¿Eres parte de la solución o eres parte del problema?

Un problema es un asunto específico que requiere de una solución y que al resolverse adecuadamente nos brinda una satisfacción de efectos positivos para nuestro entorno.

Por Yazmín Alessandrini

Los seres humanos, hombres y mujeres por igual, estamos llenos de virtudes y defectos que perfilan nuestra personalidad de manera definitiva e inherentes a ellos, casi como si fueran parte de su ADN están los problemas. Sí, esas pequeñas, medianas, grandes y gigantescas dificultades que a diario se presentan en nuestra vida cotidiana y que, conforme a nuestro carácter tenemos la capacidad de enfrentarlas y resolverlas o, de plano, evitarlas y dejar que sean otros quienes las resuelvan… si es que se solucionan.

Pero, por principio de cuentas, ¿qué es un problema? Si nos apegamos exclusivamente a lo que nos entregan los explican los diccionarios, un problema es un asunto específico que requiere de una solución y que al resolverse adecuadamente nos brinda una satisfacción de efectos positivos para nuestro entorno.

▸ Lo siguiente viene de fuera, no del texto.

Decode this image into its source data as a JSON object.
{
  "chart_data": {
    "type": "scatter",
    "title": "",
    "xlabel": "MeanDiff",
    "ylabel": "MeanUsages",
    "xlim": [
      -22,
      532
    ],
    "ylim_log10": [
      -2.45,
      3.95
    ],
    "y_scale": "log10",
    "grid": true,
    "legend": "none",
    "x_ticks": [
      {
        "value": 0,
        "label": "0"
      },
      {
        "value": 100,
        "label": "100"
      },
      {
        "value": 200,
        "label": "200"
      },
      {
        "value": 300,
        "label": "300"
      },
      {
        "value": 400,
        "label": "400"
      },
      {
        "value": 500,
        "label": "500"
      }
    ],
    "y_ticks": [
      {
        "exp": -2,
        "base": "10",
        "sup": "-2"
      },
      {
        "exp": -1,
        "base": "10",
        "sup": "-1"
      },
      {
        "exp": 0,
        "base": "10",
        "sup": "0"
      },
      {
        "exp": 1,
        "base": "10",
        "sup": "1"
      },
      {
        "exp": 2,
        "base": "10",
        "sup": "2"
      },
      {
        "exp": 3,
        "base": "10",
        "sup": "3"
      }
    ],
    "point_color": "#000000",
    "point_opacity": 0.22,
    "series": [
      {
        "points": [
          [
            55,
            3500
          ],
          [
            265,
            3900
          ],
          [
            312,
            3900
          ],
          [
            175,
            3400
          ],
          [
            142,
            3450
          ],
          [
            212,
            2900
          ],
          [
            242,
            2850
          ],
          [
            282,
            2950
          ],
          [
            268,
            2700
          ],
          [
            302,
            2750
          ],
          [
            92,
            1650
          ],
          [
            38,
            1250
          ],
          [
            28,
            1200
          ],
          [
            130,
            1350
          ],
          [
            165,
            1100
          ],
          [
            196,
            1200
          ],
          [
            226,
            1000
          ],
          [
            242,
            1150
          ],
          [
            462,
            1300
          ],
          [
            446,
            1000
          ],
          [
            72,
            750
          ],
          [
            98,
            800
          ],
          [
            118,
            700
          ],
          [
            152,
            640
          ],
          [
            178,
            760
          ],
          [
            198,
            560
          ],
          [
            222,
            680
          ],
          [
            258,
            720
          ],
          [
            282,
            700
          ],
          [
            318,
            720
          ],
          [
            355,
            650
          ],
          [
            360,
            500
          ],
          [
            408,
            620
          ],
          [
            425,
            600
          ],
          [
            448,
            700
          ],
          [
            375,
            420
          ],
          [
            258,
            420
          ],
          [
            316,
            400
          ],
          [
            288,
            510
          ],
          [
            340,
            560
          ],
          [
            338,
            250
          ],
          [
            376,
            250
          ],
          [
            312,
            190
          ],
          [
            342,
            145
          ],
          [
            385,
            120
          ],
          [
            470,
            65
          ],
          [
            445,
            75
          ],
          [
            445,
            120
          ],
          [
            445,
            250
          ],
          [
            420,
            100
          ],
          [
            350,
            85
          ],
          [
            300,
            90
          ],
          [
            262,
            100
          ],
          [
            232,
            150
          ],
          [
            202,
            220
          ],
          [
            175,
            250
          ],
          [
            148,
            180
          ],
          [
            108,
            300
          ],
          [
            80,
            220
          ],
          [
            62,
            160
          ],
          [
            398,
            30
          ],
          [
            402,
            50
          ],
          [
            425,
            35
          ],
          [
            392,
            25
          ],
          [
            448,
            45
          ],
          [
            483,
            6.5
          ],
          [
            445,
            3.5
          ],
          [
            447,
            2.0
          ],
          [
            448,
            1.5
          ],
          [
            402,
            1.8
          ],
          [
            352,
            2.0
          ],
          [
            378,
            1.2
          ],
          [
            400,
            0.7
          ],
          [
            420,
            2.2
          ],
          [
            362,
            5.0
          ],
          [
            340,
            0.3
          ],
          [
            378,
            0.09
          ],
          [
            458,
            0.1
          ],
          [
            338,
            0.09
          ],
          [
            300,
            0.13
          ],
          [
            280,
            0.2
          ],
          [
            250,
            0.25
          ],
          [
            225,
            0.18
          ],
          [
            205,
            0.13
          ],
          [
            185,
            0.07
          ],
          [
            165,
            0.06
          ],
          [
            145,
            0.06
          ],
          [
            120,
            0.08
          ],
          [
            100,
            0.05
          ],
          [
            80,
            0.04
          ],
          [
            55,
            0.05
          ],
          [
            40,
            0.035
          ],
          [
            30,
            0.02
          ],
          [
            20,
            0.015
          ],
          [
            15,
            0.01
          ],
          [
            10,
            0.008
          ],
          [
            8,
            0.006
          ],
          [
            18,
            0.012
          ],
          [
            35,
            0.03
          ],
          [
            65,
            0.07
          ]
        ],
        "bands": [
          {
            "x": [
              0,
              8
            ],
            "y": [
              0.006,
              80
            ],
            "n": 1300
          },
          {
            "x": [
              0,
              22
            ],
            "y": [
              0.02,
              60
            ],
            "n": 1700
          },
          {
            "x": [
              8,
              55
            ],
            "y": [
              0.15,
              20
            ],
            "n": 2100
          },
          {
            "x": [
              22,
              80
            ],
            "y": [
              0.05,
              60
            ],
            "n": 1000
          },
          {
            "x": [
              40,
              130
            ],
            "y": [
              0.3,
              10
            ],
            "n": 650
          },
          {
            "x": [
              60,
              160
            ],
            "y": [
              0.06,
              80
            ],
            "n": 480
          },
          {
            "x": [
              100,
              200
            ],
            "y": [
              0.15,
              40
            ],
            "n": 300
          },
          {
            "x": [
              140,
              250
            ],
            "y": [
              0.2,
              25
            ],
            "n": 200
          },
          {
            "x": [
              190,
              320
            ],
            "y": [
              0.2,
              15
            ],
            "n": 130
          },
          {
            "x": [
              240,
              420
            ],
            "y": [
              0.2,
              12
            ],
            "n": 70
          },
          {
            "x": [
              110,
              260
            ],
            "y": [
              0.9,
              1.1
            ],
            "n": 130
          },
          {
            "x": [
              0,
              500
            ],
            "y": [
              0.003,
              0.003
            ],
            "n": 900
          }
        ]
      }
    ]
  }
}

Por ejemplo: “Estoy en un grave problema, debo tres meses de renta y, si no saldo esta deuda con el casero mañana mismo, éste me desalojará y esta situación se convertirá todavía en algo aún más complicado”. Si somos objetivos, para esta dificultad sólo hay de dos sopas (desenlaces y/o soluciones): 1) Conseguir el dinero que se debe, saldar la deuda y quedar tranquilo o, 2) No lograr pagarle al arrendatario y éste indefectiblemente hará valer su derecho lanzando al moroso a la calle. El primer escenario nos ofrece un desenlace satisfactorio para el emproblemado, mientras que el segundo lo ubica en una situación aún más complicada que seguramente lo conducirá a un lío mayor o a más problemas simultáneos derivados del primero.

Los problemas, vistos desde una perspectiva psicosocial, pueden ser considerados como un arma de dos filos. Por un lado, tomando en cuenta la personalidad y el carácter de quien los está padeciendo y enfrentando, pueden ser devastadores; mientras que, por el otro, motivan a grado tal que catapultan al máximo las capacidades de quienes están inmersos en dificultades para que éstos los resuelvan y sean mejores. Pero todo se resume a la estructura emocional que hemos construido a lo largo de nuestra vida. Ser tímidos, fatalistas, indecisos y desidiosos en nada abonará a la solución de nuestros aprietos; pero si somos personas extrovertidas, proactivas, emprendedoras y enfocadas, definitivamente tendremos la capacidad de darle resolución a cualquier tipo de atolladero que se nos presente.

Saber resolver problemas es una de las habilidades más esenciales en esta vida. La forma en cómo hacemos frente a nuestros desafíos será determinante para tener éxito en todas las misiones que nos involucremos. Por lo tanto, es muy importante que en todo momento podamos contar con el criterio suficiente para saber si la dificultad que se nos presenta es pequeña o grande y, una vez hecho este diagnóstico, nos corresponde tener la visión y serenidad suficientes para, paso a paso, poder destrabar la conflictiva que se nos presenta. Y, obviamente, también debemos pensar en distintas soluciones.

Éstas (las dichosas soluciones), al igual que los problemas, son de distinta índole y también no es fácil llegar a ellas porque, antes que nada, requerimos de inteligencia y sensibilidad para identificar si el conflicto que enfrentamos requiere de una solución inmediata, una solución paulatina o una solución a largo plazo. Por eso, es trascendental, primero, definir el problema, enseguida hay que desarrollar un plan, posterior a esto debemos llevar a cabo el plan diseñado y al final hay que evaluar los resultados. Si la respuesta no es aceptable o satisfactoria, quizá no definiste adecuadamente el problema o lo contaminaste con asuntos ajenos. Por lo tanto, cuando busques resolver un problema tienes que concentrarte exclusivamente en el problema real y, obviamente, al desplegar el plan que ideaste por lógica podrían suscitarse pequeños problemas aledaños, pero éstos no son trascendentales. El quid es tener la madurez y el enfoque para estar concentrado al 100% en solucionar el problema importante.